The situation described above is aggravated by the lack of adequate remedy to redress the forced exile. Here, mention should be made of the ruling handed down by the Supreme Court of Justice on November 29, 1988, in the case of habeas corpus sought on behalf of entrepreneur Roberto Brenes, who was expatriated by the National Guard. The Court, in substantiating its finding, said the following:

It is public knowledge that on the date this habeas corpus was filed with this Court, Mr. Roberto G. Brenes Pérez was totally free, in the city of Miami, United States of America, so that in the opinion of this Court, the premise contemplated in Article 2572 of the Judicial Code is applicable.
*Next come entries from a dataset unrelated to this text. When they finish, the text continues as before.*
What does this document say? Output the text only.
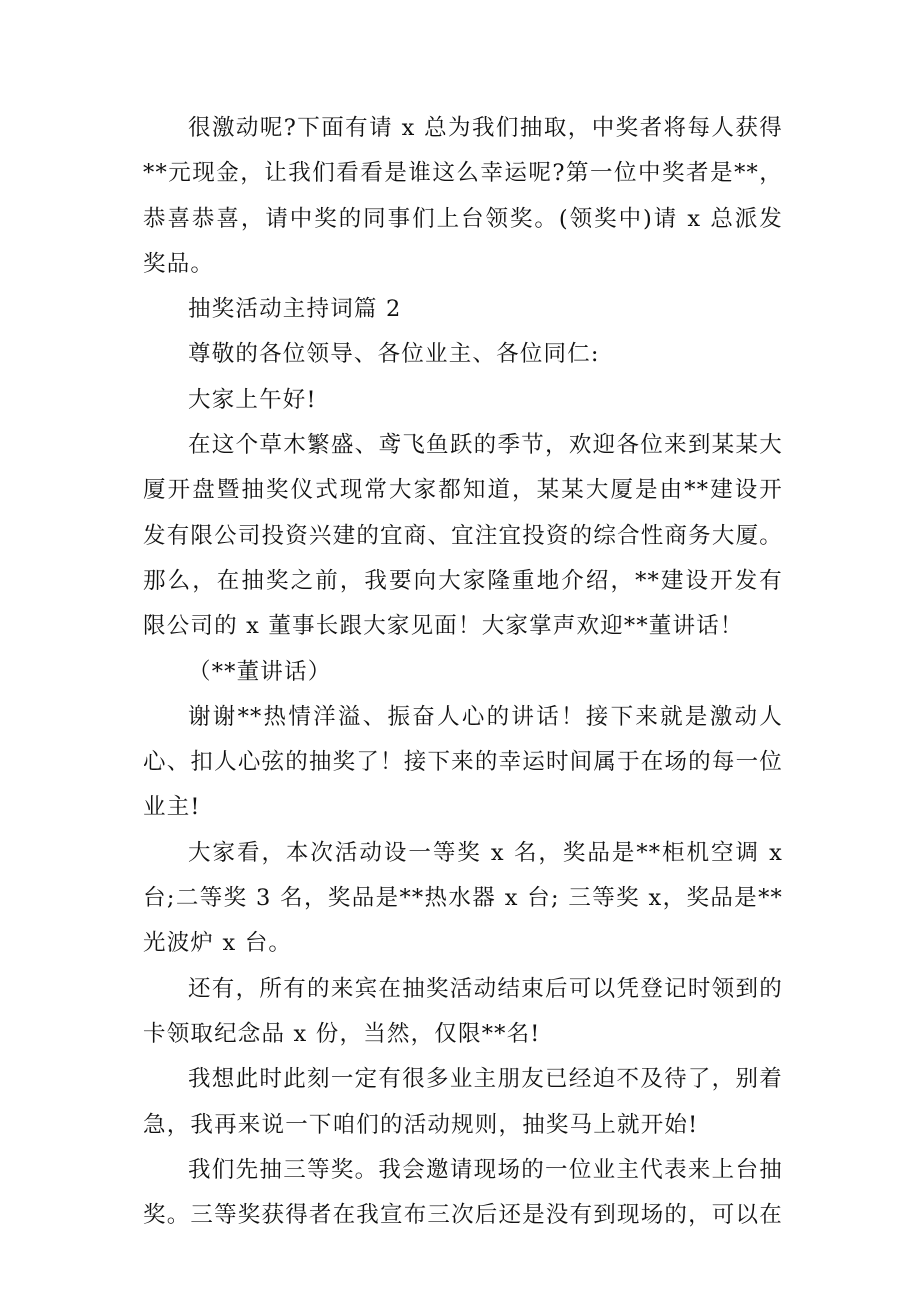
很激动呢?下面有请 x 总为我们抽取，中奖者将每人获得**元现金，让我们看看是谁这么幸运呢?第一位中奖者是**，恭喜恭喜，请中奖的同事们上台领奖。(领奖中)请 x 总派发奖品。

抽奖活动主持词篇 2

尊敬的各位领导、各位业主、各位同仁:

大家上午好!

在这个草木繁盛、鸢飞鱼跃的季节，欢迎各位来到某某大厦开盘暨抽奖仪式现常大家都知道，某某大厦是由**建设开发有限公司投资兴建的宜商、宜注宜投资的综合性商务大厦。那么，在抽奖之前，我要向大家隆重地介绍，**建设开发有限公司的 x 董事长跟大家见面！大家掌声欢迎**董讲话！

（**董讲话）

谢谢**热情洋溢、振奋人心的讲话！接下来就是激动人心、扣人心弦的抽奖了！接下来的幸运时间属于在场的每一位业主!

大家看，本次活动设一等奖 x 名，奖品是**柜机空调 x 台;二等奖 3 名，奖品是**热水器 x 台; 三等奖 x，奖品是**光波炉 x 台。

还有，所有的来宾在抽奖活动结束后可以凭登记时领到的卡领取纪念品 x 份，当然，仅限**名!

我想此时此刻一定有很多业主朋友已经迫不及待了，别着急，我再来说一下咱们的活动规则，抽奖马上就开始!

我们先抽三等奖。我会邀请现场的一位业主代表来上台抽奖。三等奖获得者在我宣布三次后还是没有到现场的，可以在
Nevertheless it must be emphasized that the habeas corpus filed in this instance is intended, as the lawyer pleading his case clearly states, to enable “Lic. Roberto G. Brenes Pérez to return to the country…”. This means, firstly, that he is outside the territorial jurisdiction of the country and as far as the national authorities are concerned, completely at liberty. If this is the case, then the means chosen to achieve the return of Roberto G. Brenes Pérez to the national territory is not the appropriate one, since the purpose of these proceedings is to obtain the freedom of a person deprived thereof either unlawfully of arbitrarily. But contrary to what the lawyer who pleads his case would have us believe, such is not the case with Brenes Pérez.
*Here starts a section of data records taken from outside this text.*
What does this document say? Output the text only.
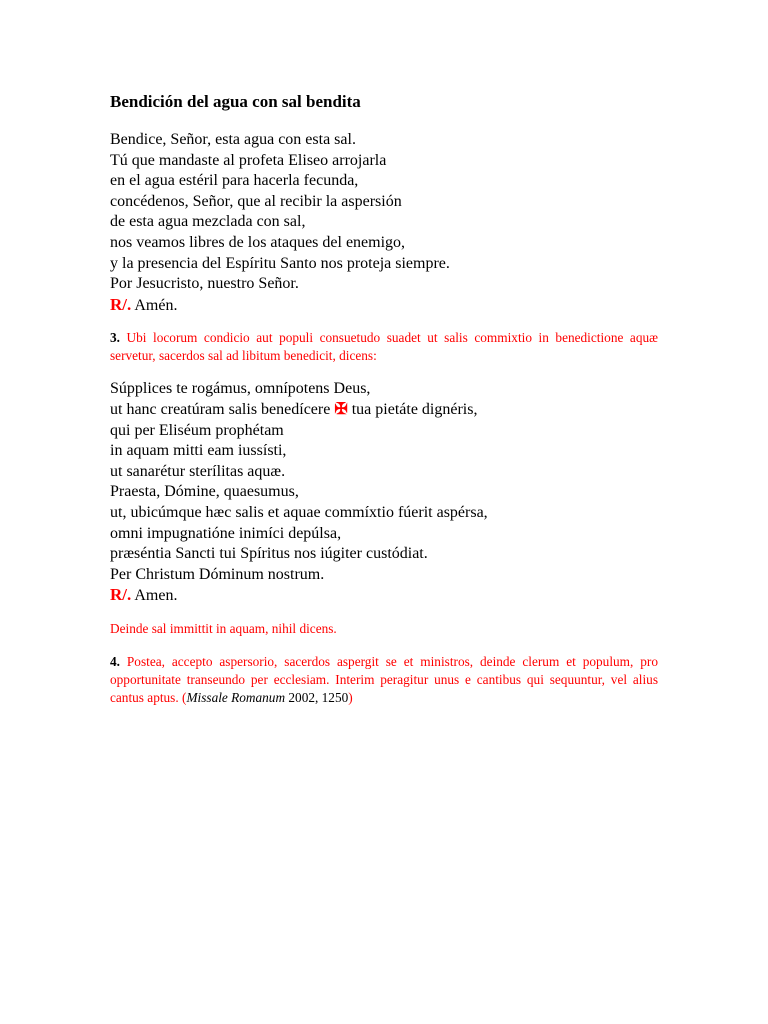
Bendición del agua con sal bendita
Bendice, Señor, esta agua con esta sal.
Tú que mandaste al profeta Eliseo arrojarla
en el agua estéril para hacerla fecunda,
concédenos, Señor, que al recibir la aspersión
de esta agua mezclada con sal,
nos veamos libres de los ataques del enemigo,
y la presencia del Espíritu Santo nos proteja siempre.
Por Jesucristo, nuestro Señor.
R/. Amén.

3. Ubi locorum condicio aut populi consuetudo suadet ut salis commixtio in benedictione aquæ servetur, sacerdos sal ad libitum benedicit, dicens:

Súpplices te rogámus, omnípotens Deus,
ut hanc creatúram salis benedícere ✠ tua pietáte dignéris,
qui per Eliséum prophétam
in aquam mitti eam iussísti,
ut sanarétur sterílitas aquæ.
Praesta, Dómine, quaesumus,
ut, ubicúmque hæc salis et aquae commíxtio fúerit aspérsa,
omni impugnatióne inimíci depúlsa,
præséntia Sancti tui Spíritus nos iúgiter custódiat.
Per Christum Dóminum nostrum.
R/. Amen.

Deinde sal immittit in aquam, nihil dicens.

4. Postea, accepto aspersorio, sacerdos aspergit se et ministros, deinde clerum et populum, pro opportunitate transeundo per ecclesiam. Interim peragitur unus e cantibus qui sequuntur, vel alius cantus aptus. (Missale Romanum 2002, 1250)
The Plenary of the Court, with the dissenting vote of Magistrate Rodrigo Molina, decided that, in cases of expatriation the recourse to habeas corpus was not appropriate, although the law expressly mandates that, when a person is expatriated, he shall have the guarantee of habeas corpus.

After examining the abundant information received regarding cases of exile, the Commission is forced to conclude that Panamanians do not enjoy the right to freedom of movement and residence insofar as the right to enter and leave the country freely is concerned; many have had to leave under the pressure of threats and violations of their rights, or were directly expelled from their country. These unlawful measures have been used not only against opposition activists of various professions and social sectors, but also against their families, with no legal recourse to correct such abuses.

 

 

Notes_________________


1. Article 22 of the American Convention of Human Rights establishes the following: “ Freedom of Movement and Residence. 1. Every person lawfully in the territory lawfully in the territory of a State Party has the right to move about in it, and to reside in it subject to the provisions of the law. 2. Every person has the right to leave any country freely, including his own. 3. The exercise of the foregoing rights may be restricted only pursuant to a law, to the extent necessary in a democratic society, to prevent crime or to protect national security, public safety, public order, public morals, public health, or the rights or freedoms of others.”